Thursday 3 June 2010

TV

Derren Brown Investigates
1x03 The Ghosthunter [season finale]
Verdict: no proof here. Though at least he seemed like a decent guy, unlike the money-grabbing conmen of the other episodes.
[Watch it (again) on 4oD.]

Dexter
3x05 Turning Biminese
Thanks to various series ending, I'm finally able to resume a couple that had fallen by the wayside -- namely, this and (shortly) Damages and (hopefully before too long) Sandbaggers (nearly a year since I watched that!)
I was particularly keen to resume Dexter, though, having already had to restart it once. Last time I'd only watched one episode and left it 9 months; this time I'd seen four and it was only 2½ months, making resuming it that much easier -- no need to rewatch. Not that rewatching Dexter would be unrewarding but, y'know, been there before 'n' all that...
Um, so, self-obsessed and largely uninteresting babble aside... good ep. Ayup. Moving on...

Articles

Derrick Bird and the price of infamy by Anton Vowl
(from Enemies of Reason)
Vowl is, as ever, spot on, this time about some of the media's ghoulish reporting of the recent Cumbrian shootings.

Laurie: 'House was undone in the finale' by Catriona Wightman
(from Digital Spy)
Hugh Laurie's thoughts on what went on in the most recent House season finale.

Mark Kermode on Godard's latest



Selected from the comments section:

Godard feels that English is the language of political and cultural imperialism

Just to establish that, because this is the reasonable response, I feel:

Isn't it slightly unreasonable of [Jean-Marie Straub, a director mentioned in an earlier comment] to refuse to subtitle his films because he "feels an audience should learn the language the film is presented in"? Considering there are several thousand languages in the world, and it takes years to master a language to the level required to fully appreciate all the nuanced dialogue in a film script, aren't the filmmakers practicing a far more blatant level of cultural imperialism by insisting people learn THEIR language before enjoying THEIR film?

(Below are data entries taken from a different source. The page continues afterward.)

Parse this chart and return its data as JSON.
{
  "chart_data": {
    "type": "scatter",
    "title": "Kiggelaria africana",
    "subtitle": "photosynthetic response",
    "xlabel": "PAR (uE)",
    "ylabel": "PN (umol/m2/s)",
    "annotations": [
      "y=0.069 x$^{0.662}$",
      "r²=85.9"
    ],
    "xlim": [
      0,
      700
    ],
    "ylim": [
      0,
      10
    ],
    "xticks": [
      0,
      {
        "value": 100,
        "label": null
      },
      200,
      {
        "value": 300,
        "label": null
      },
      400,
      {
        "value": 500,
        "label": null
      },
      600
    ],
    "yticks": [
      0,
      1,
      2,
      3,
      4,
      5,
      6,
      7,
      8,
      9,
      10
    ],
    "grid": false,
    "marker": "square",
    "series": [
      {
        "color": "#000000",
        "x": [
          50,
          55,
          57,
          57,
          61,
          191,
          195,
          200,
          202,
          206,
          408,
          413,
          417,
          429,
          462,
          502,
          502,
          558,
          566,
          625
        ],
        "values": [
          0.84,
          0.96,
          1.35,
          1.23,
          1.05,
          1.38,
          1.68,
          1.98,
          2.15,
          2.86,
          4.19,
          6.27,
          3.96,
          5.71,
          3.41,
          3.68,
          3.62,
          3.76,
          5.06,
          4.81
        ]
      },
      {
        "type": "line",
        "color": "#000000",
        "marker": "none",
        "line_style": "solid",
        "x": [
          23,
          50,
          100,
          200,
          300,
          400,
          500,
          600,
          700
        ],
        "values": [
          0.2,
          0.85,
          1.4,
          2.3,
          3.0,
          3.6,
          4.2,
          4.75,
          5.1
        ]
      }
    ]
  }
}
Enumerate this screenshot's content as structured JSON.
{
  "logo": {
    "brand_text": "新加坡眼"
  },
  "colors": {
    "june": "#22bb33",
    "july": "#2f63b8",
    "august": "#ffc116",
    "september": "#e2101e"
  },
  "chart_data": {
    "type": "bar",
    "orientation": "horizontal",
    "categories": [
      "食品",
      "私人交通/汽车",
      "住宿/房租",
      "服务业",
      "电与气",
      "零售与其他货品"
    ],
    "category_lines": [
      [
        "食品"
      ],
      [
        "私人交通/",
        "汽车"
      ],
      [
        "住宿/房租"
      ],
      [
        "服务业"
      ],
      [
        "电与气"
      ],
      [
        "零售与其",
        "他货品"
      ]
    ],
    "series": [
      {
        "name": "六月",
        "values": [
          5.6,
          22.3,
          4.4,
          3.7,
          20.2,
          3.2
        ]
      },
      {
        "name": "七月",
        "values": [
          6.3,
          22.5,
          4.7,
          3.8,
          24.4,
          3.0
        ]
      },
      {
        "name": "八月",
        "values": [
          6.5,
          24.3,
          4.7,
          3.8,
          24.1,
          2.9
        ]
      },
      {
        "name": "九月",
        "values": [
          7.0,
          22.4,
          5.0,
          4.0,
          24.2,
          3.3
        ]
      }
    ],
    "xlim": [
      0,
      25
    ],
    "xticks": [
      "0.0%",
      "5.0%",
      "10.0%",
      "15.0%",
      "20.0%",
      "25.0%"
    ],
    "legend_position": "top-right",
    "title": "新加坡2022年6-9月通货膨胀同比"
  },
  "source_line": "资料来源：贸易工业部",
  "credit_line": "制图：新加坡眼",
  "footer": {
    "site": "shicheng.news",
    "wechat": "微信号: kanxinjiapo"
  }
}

At best, he's creating a pointless cultural apartheid, and severely limiting his audience, which might explain why I've never heard of him.

If people want to self-importantly withdraw from international markets then good luck to them. If they want to continue cutting the world into little mutually exclusive sections then they are free to do that, safe in the knowledge that they are contributing absolutely nothing to cross-cultural understanding or awareness.

Put it another way: which is more culturally imperialist -- showing an English-language film to French viewers with French subtitles, to ease understanding for non-English-speakers; or showing a French-language film to English viewers with no subtitles, obscuring understanding for non-French-speakers?